Pixar’s New Release ‘Elio’ Channels Latino Identity Much Like ‘Coco’ Did

Pixar’s New Release 'Elio' Channels Latino Identity Much Like 'Coco' Did
Credit: pixar.com

A boy peers up at the sky, longing for answers from a world that never quite knew what to do with him. His name is Elio, and while his adventure is stitched together with cosmic encounters, extraterrestrial councils, and otherworldly creatures, it begins in a place achingly familiar: the ache of feeling different.

Pixar’s latest release, Elio, is already inviting comparisons to Coco, and not without reason. Both stories were shaped by Adrián Molina, whose creative vision brought Coco to life and helped conceive Elio before he stepped away to lead the sequel to the 2017 film. Though the two movies differ in setting and tone, their shared emotional core can be felt from the first few scenes. Where Coco celebrated ancestry and memory, Elio leans into identity, loneliness, and the desire to feel seen.

A Journey That Starts With Loss

Elio lives with his tía Olga, voiced by Zoe Saldaña, after the disappearance of his parents. Their home is filled with quiet cultural cues that speak without explanation. Bright textiles, details that feel Caribbean, family photos that say more than words. Elio himself carries the unspoken weight of growing up between worlds. He carries both Dominican and Mexican roots. His pain feels harder to name. He does not feel understood at school or at home. What begins as longing for escape becomes a literal departure when he is abducted by a galactic coalition known as the communiverso and mistakenly named Earth’s representative.

What follows is a journey outward that reveals as much about what lives within. The film bends expectations. The aliens are not enemies. The battles are not physical. The lessons are emotional and quiet. In the vastness of space, Elio begins to understand what home might actually mean.

The ‘Coco’ Connection in ‘Elio’ and the Beauty of Subtle Representation

For many viewers, Elio may feel like a spiritual sibling to Coco. Both reflect cultural identity without reducing it to a plot point. In Elio, heritage exists in the background with intention. It does not need to be labeled or explained. The representation feels lived in. From the way Olga holds her posture, to the way their home is adorned, to the food on the counter and the cadence of their speech, nothing is forced. Zoe Saldaña brings a stillness to Olga that holds the entire emotional weight of the household. Her love is not loud. It moves carefully through the scenes.

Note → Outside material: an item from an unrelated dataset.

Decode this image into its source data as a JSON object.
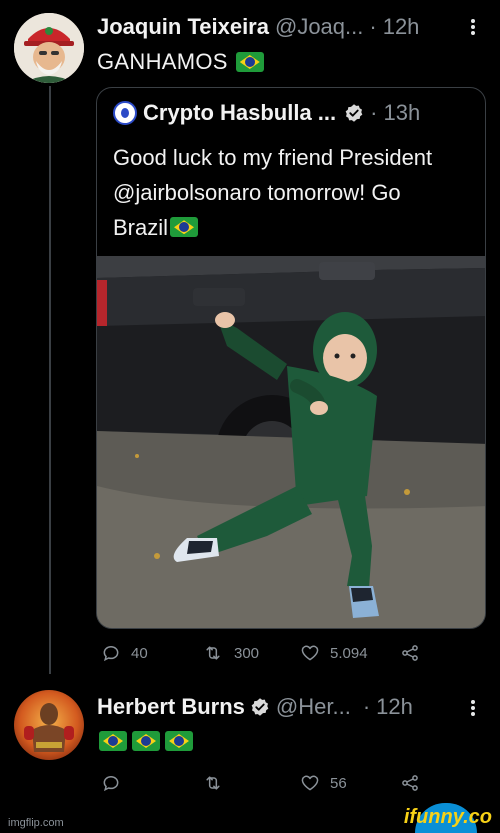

Elio finds solace not from the adults in his orbit, but from Glordon, a creature who shares none of his history but all of his longing. Glordon becomes the mirror through which Elio finally sees his own worth. The friendship they build is a metaphor for every child who ever felt unspoken or overlooked. Through it, the film quietly insists that connection does not require sameness.

A Pixar Film That Feels Personal

What makes Elio distinct from the rest of Pixar’s recent catalog is its choice to tell a story with no easy villains and no loud resolution. The conflict is internal. The hero’s power is empathy. The story ends not with triumph, but with understanding.

Pixar has given us toys, monsters, cars, and feelings. In Elio, it gives us a child who does not belong until he learns he always did. The cultural elements do not ask for applause. They simply exist, and that makes them stronger.

Elio is a boy who wants to leave the planet because he believes no one here understands him. What he finds, in the vast silence of the universe, is that being different never meant being alone. For every child who ever wondered if they were too quiet, too odd, or too far from where they were supposed to be, Elio says something simple.

You were never the wrong shape for this world. You were always meant to be here.

Elio was theatrically released in the United States by Walt Disney Studios Motion Pictures on June 20, 2025.